October 28, 2018 at 9:52 am

Eberts Walked the Asylum Hallways in Search of Spirits…

(Editor’s note: The audio problem as George Eberts begins to talk is fixed as he goes on….)

“Having said there are no ghosts, I have to admit that I have a list of about 15 of them here,” said George Eberts, a long-time Athens Asylum employee, in the  fifth installment in the Athens Asylum Sesquicentennial Series.

The Ridges at night, silhouetted with holiday lights.

Eberts worked nights for about 20 years at the old asylum as the staff education specialist, and he said he had plenty of time to wander the grounds between education sessions on topics such as CPR.

But real  ghosts?

“I don’t happen to believe in that, but I had plenty of opportunities to see if I could scare them up. And they never came after me.”

Eberts, who was already serving as a tour guide at the facility, had access to the asylum buildings.

“When I’m bored, I’d go look for some trouble, and I knew I could find some in the abandoned closed-off parts of the building.

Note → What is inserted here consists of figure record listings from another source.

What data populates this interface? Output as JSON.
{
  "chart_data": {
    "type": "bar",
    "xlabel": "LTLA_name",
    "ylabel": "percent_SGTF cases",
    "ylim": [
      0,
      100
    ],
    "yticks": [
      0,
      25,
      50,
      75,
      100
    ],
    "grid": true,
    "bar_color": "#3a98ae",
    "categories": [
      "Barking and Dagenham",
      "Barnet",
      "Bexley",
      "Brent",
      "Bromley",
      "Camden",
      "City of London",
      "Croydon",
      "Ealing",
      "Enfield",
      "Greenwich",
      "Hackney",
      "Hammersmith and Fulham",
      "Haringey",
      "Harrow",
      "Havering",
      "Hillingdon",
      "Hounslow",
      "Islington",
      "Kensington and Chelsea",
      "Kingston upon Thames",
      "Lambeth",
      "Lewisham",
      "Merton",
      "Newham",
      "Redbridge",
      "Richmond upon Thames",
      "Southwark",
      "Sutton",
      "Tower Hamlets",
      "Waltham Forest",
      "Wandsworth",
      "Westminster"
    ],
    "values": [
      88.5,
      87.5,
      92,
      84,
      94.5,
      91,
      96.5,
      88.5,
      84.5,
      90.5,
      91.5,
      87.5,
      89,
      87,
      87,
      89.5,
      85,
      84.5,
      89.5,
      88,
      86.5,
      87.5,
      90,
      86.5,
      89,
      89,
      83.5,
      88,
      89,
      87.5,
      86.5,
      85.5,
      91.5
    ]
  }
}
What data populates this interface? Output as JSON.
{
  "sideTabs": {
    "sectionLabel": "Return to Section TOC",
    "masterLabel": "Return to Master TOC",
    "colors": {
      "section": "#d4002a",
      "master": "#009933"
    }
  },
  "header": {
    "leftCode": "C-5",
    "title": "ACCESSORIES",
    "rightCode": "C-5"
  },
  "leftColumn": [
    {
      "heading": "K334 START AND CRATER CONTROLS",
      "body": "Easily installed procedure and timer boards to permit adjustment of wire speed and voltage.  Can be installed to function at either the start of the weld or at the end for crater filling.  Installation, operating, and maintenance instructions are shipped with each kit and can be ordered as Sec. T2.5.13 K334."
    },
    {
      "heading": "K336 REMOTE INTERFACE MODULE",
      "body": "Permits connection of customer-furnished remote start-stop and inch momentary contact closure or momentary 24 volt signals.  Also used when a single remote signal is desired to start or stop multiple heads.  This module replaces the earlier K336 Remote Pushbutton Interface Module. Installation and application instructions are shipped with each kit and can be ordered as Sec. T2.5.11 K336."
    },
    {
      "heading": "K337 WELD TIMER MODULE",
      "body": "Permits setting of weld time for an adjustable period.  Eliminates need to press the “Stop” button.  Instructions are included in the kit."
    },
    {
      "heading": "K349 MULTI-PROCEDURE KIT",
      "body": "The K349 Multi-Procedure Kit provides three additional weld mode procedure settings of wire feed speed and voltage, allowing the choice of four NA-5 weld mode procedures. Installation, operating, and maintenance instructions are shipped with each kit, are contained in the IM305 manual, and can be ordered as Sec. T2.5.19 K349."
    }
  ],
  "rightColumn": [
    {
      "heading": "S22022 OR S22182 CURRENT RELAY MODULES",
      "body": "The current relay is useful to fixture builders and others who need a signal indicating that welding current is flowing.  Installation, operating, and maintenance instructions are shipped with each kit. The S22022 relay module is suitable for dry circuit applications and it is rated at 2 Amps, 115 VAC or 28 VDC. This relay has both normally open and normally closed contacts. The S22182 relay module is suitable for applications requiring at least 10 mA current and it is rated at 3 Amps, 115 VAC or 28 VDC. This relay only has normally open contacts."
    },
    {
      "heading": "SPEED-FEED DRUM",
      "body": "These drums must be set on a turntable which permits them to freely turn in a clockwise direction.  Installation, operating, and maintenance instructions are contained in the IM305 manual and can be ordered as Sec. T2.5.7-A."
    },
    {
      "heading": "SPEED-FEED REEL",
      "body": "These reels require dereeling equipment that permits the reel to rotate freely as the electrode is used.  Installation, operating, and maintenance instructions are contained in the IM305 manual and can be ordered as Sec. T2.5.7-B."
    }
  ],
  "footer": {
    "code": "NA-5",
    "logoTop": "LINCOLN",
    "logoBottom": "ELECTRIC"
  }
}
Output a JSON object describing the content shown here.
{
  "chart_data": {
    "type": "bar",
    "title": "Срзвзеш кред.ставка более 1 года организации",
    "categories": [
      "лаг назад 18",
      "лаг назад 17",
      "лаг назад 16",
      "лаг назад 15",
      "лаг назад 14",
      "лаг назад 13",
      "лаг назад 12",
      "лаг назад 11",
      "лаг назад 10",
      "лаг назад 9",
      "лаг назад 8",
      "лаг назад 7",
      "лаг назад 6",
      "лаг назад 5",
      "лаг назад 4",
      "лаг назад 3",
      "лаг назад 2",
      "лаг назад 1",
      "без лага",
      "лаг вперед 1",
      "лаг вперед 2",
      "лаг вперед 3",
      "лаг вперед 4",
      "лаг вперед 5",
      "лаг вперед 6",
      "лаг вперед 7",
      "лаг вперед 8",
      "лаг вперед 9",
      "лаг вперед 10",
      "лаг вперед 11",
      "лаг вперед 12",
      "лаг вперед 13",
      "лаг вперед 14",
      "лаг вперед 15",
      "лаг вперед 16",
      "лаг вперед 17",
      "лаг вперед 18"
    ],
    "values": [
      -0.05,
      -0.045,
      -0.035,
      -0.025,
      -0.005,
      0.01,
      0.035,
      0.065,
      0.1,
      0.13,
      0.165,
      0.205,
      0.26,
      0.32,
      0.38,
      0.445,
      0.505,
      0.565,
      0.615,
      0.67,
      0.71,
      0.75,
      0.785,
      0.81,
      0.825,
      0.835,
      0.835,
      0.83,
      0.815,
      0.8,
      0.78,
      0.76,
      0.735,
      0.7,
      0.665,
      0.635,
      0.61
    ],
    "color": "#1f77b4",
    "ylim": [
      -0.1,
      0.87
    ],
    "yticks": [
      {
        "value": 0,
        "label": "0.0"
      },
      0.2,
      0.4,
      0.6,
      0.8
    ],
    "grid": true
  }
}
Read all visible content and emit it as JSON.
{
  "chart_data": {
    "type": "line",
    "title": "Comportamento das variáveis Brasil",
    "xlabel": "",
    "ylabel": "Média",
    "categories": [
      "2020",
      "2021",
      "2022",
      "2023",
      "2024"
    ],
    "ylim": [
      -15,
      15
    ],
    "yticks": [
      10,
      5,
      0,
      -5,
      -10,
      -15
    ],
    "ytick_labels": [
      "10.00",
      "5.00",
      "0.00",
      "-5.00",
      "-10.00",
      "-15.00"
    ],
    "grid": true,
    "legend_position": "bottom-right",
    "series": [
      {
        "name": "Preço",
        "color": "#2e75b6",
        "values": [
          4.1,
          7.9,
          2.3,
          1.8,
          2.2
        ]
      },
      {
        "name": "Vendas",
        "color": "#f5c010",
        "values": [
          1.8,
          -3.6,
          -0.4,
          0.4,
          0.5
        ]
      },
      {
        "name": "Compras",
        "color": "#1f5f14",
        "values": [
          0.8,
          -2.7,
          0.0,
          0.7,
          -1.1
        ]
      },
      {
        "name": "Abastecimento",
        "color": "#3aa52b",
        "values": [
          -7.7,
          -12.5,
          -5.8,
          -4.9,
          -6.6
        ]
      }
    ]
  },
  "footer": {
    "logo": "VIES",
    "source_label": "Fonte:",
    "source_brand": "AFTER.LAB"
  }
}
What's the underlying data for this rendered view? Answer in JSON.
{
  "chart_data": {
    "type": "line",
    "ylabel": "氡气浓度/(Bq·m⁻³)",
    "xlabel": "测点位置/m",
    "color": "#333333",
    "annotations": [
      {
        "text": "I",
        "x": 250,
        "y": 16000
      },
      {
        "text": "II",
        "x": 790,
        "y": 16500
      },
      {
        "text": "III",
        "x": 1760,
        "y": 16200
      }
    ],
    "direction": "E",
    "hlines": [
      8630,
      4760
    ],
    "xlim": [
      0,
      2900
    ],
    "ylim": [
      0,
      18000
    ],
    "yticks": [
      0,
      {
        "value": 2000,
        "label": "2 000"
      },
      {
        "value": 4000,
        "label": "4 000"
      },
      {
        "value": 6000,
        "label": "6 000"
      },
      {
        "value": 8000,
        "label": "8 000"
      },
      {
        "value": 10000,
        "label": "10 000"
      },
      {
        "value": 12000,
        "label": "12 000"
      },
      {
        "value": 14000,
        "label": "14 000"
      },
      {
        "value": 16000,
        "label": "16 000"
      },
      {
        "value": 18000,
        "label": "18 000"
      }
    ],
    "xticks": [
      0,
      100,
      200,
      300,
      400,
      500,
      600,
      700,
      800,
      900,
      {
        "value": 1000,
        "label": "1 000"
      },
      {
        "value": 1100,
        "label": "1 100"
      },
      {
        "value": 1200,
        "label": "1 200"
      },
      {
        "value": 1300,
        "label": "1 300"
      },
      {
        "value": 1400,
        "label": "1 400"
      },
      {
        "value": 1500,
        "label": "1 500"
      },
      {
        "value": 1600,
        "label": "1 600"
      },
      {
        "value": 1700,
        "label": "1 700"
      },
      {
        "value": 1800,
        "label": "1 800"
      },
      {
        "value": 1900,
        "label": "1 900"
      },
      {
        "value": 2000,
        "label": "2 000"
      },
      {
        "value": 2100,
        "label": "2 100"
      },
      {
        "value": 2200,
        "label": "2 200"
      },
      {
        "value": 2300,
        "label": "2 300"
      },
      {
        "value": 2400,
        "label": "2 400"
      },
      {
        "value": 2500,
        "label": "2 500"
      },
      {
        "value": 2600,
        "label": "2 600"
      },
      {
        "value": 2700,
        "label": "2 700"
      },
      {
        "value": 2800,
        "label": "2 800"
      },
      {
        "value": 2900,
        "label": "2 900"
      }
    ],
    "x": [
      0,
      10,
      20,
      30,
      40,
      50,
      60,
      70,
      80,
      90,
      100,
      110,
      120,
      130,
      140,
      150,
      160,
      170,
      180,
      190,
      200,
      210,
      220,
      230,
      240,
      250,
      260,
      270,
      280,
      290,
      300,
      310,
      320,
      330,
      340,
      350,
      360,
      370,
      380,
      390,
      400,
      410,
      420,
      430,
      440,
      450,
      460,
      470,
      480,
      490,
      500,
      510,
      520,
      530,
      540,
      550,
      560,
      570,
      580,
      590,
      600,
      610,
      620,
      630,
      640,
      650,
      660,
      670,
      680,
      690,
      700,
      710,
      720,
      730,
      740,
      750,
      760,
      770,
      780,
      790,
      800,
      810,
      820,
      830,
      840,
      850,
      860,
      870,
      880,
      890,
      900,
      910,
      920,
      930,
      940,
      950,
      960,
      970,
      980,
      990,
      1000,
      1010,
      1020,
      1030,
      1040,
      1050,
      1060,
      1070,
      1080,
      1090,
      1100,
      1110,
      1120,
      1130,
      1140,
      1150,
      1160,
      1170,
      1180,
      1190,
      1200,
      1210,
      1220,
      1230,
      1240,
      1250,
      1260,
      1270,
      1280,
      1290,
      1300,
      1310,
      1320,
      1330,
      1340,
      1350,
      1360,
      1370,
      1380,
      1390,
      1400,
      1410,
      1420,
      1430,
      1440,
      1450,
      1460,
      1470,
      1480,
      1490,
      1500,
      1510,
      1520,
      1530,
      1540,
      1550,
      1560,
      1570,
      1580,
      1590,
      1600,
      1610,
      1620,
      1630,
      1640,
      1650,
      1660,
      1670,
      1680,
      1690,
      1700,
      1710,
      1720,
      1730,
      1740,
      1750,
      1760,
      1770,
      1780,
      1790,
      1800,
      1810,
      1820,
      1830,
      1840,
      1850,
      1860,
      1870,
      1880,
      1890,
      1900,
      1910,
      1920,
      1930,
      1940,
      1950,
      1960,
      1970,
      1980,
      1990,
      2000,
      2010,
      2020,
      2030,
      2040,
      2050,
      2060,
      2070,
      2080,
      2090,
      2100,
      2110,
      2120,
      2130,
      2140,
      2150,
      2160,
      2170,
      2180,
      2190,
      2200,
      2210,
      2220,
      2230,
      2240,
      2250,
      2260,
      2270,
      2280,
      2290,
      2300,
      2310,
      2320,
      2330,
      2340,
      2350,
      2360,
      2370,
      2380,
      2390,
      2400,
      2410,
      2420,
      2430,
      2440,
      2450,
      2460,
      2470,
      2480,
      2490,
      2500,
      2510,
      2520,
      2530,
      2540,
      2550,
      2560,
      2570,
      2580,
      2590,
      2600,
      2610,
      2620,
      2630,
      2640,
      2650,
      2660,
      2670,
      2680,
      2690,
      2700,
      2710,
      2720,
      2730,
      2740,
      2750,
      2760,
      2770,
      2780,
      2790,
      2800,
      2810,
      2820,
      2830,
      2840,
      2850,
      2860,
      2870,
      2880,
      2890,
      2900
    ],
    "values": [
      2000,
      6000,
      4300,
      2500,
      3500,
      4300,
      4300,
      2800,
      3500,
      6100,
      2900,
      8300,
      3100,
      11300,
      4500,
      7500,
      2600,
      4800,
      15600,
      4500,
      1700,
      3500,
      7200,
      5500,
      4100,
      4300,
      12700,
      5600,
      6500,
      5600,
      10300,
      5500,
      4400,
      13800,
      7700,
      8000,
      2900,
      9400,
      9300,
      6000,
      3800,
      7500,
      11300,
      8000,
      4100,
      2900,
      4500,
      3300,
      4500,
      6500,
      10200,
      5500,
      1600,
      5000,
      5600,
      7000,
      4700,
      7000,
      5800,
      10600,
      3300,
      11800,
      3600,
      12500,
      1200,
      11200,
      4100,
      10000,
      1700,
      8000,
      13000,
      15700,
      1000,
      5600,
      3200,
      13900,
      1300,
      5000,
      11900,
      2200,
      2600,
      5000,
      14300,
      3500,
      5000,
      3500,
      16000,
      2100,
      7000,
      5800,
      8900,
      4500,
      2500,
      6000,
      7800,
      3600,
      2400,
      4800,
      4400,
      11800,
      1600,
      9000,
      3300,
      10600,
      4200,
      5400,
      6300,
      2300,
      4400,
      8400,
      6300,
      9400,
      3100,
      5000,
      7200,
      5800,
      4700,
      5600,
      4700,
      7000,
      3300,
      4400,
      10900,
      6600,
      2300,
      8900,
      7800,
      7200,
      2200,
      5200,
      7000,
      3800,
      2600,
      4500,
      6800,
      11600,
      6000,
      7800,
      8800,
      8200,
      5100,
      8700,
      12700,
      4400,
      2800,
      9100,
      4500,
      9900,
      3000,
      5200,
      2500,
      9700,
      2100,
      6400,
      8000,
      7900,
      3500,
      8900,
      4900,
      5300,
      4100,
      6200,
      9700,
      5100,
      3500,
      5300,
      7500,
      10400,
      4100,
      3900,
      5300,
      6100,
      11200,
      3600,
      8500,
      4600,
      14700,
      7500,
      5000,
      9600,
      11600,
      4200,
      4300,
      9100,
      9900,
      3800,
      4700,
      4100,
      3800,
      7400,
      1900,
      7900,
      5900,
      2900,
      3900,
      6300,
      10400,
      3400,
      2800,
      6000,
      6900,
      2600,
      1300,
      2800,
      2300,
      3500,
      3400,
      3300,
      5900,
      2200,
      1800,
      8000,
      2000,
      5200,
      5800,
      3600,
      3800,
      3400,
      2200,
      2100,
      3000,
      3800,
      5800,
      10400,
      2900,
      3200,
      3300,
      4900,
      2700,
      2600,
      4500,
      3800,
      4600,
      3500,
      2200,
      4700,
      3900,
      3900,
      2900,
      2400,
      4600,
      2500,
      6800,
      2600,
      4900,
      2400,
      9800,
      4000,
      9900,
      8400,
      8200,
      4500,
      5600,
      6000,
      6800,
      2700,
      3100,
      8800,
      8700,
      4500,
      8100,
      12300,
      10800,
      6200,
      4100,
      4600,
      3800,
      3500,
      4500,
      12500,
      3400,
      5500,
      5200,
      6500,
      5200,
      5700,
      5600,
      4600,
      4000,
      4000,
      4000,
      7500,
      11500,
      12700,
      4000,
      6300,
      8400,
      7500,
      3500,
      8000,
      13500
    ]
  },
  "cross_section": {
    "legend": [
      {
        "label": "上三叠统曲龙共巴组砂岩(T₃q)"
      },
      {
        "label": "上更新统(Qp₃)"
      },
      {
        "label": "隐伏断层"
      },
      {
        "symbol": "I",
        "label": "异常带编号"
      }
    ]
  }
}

“I could sneak into the old parts of the building. It’s the middle of the night. I’m not supposed to be there…and I was begging for those spooks to come get me. I walked through those hallways just asking for them out loud. None of them ever did.

“I was disappointed in that. I came to believe that there aren’t any, or if there are they’re so lame that they run when they see me coming. And that’s pretty bad for any self-respecting spook at an old lunatic asylum.

“But I can’t deny that there have been many people whose spirit is with me still, and every time I walk on the grounds, I think of certain people, and the things they did in their lives, and the things they taught me are with me still.”

Eberts, who has been giving tours for about four decades, is still the volunteer coordinator of the Appalachian Behavioral Health Center, which is the current incarnation of the old asylum facility.

“It never closed down, just moved into another building. It still exists. It’s one of six state psychiatric hospitals. And today the state of Ohio public mental health system is known to be one of the best in the country,” Eberts said proudly, noting that at its formation, the original asylum was committed to moral treatment of patients, and contrary to rumors, patients were never restrained.

George Eberts, portrait in classroom

George Eberts

Eberts, who is also an astronomy assistant in Physics & Astronomy at Ohio University, has drawn on his years of experience to serve as a local resource for the history of the Asylum and the people (the “real ghosts”) who lived and worked there.

The series is sponsored by the Southeast Ohio History Center.

The final installment in the “Athens Asylum Sesquicentennial Series” series is Thursday, Nov. 15, and features Dr. Joseph Shields, Interim Dean of the College of Arts & Sciences, and Shawna Bolin, Associate Vice President of University Planning.